Perhaps the most astonishing aspect of the pair’s best film to date is how they stripped down Cormac McCarthy’s story to its bare essentials: An assassin chasing after his victim and the sheriff that represents the solitary voice of morality. What’s even more astounding is how they opted to ditch the grand Hollywood-type climax for a low-key one whereby most of the events that lead to the resolution take place off screen. This leaves the viewers to ponder and speculate the fate of some of the leading characters and pick up the pieces of the puzzle that fit their own theories.

Yet “No Country is no mere exercise of style over substance and the Coens’ perfectionism never distracts from the central premise of McCarthy’s story. The film, at heart, is an extremely nihilistic view of America in particular and the world in general, regarding humans with utter disdain and presents no possible hope or faith in human goodness.

Chigurh – one of the most terrifying, callous and sadistic villains in screen history – isn’t a real character. He has no motive, no back story and no justifications for his

actions. Like Sergio Leone’s “The Man with No Name, he’s a symbol, an inescapable force that each character must face and respond to.

He’s pure, unadulterated evil , often resorting to a coin toss to determine the fate of his victims. Chigurh regards himself as an instrument of destiny. But, as it turns out, he’s not. He’s a mere tool, and destiny, higher forces, the gods – whichever name you choose – have a heavy hand in the film s ironic conclusion.

There are some minor references to the war in Iraq and 9/11, but the film transcends both the Rio Grenade boundaries and the redundant implications of the war on terror. The grisly, chilling and overwhelming violence that gushes like those aforementioned blood trails is more universal, unbound to a certain time and place. This specific facet is fostered by the Coens’ choice to depict the setting of their film without the usual hallmarks of that the era, rendering the Texas wilderness a vague, unidentifiable place that matches the equivocal ethics of its characters.

Eventually though, you’ll leave the film with a sense of fascination for Chigurh, getting a kick out of all the brutality you’ll pretend to condemn. This is when “No Country changes from noir thriller to a vehicle probing the viewers’ consciousness à la Lars Von Trier and Michael Haneke.

This strong, brimming violence is, after all, of our own making. From Abu Ghraib to our very own Moustafa Mahmoud massacre, atrocities are ultimately executed by ordinary men trying to conceal the Chigurh-like evil behind different rationalizations. The few remaining men like Sheriff Tom Bell watch in bewilderment as the world they once fully occupied turns their back on them. He eventually realizes that he no longer has what it takes to “be part of this world. There is no country indeed for men like him.

On a final note, I’ve never been as excited and enthusiastic about American films as I am now.
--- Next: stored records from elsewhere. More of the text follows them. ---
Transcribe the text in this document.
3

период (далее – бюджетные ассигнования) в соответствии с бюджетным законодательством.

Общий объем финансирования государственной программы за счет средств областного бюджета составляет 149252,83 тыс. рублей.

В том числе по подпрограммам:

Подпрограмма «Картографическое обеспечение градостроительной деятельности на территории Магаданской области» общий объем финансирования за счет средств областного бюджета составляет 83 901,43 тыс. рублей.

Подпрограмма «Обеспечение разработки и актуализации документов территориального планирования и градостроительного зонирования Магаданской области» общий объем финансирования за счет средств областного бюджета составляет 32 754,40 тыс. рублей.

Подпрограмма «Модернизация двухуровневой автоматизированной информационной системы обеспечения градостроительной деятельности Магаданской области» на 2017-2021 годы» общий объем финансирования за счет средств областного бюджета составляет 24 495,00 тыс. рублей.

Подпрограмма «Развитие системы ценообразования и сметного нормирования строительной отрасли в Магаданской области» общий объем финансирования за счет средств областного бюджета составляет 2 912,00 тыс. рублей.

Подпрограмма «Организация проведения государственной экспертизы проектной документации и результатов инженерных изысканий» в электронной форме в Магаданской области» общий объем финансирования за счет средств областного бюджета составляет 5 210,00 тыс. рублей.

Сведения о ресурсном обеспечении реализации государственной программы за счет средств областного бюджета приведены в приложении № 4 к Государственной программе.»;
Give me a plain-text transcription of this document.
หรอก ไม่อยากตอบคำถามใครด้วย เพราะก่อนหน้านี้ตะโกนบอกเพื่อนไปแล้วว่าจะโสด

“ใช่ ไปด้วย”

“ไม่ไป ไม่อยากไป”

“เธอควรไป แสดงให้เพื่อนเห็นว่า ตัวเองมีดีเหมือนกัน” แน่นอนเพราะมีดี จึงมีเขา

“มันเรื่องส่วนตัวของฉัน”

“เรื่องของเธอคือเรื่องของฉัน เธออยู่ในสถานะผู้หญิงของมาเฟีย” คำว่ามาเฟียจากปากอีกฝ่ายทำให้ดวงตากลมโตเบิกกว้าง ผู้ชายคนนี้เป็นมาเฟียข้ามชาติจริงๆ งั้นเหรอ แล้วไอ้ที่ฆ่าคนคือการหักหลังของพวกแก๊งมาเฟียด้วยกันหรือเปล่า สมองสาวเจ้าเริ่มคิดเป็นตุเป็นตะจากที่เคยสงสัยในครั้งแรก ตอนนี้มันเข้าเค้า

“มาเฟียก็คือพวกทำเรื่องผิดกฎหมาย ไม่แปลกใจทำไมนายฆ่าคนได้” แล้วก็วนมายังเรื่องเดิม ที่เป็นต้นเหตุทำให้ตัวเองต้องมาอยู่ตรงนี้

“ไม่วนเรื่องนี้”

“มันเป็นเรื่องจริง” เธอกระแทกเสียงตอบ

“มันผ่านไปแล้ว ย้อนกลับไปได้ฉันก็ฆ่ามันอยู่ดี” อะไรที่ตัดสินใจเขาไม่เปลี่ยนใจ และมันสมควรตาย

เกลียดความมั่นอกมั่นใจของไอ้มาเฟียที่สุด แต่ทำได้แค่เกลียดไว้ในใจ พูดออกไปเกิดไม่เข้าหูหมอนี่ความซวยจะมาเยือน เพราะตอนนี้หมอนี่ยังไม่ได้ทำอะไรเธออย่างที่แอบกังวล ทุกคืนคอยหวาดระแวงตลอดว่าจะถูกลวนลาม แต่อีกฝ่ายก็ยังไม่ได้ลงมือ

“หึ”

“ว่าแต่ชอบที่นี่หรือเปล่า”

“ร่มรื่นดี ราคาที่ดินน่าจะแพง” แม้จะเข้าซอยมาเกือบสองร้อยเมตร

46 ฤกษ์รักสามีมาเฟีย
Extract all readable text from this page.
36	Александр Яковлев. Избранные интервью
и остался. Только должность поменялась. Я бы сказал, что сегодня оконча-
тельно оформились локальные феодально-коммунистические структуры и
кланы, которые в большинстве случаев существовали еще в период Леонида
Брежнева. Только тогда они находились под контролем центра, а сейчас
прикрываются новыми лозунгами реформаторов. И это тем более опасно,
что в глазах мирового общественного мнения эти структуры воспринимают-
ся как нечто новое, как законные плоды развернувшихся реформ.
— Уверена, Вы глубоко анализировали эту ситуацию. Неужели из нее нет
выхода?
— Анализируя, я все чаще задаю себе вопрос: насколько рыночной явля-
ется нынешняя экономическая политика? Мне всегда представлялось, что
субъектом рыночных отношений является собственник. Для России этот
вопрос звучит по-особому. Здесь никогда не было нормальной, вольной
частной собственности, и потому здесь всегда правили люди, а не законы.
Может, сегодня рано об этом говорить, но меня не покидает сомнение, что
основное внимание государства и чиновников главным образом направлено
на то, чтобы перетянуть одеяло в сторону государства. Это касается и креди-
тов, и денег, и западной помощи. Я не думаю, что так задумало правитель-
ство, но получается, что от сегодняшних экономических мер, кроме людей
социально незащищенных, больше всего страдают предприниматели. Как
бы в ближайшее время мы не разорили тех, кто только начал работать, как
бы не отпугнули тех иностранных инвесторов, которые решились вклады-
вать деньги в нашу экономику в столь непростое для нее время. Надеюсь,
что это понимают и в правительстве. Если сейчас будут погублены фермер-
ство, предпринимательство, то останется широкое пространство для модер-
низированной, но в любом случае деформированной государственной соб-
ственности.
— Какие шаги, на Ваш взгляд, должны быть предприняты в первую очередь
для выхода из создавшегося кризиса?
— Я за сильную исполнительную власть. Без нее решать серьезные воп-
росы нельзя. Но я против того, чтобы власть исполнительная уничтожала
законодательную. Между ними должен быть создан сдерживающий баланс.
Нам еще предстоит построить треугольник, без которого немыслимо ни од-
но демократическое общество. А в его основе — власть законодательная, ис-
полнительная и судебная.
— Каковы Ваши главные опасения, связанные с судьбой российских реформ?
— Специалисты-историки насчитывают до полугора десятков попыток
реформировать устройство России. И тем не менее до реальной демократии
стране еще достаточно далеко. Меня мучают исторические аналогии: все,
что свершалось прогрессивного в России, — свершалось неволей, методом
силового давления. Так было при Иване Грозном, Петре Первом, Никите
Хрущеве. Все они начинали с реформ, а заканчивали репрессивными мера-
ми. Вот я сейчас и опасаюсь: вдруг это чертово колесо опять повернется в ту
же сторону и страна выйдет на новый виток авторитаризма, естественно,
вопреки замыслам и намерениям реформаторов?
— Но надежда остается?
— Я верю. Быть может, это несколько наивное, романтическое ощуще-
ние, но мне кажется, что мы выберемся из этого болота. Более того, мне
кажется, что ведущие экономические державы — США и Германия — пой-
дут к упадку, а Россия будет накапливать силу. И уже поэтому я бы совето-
The likes of “No Country For Old Men, “There Will Be Blood, “Assassination of Jesse James, and “Into the Wild are transforming the American film landscape into a fresh, daring and imaginative cinema in a way unseen since the rise of the new film brats at the end of the 90s.

I’m not sure whether the success and palpable ramifications of these films will lead to a real evolution or not. For now though (and I may regret writing this later on) there’s one lasting impression “No Country left me with: Movies, believe it or not, are indeed getting better.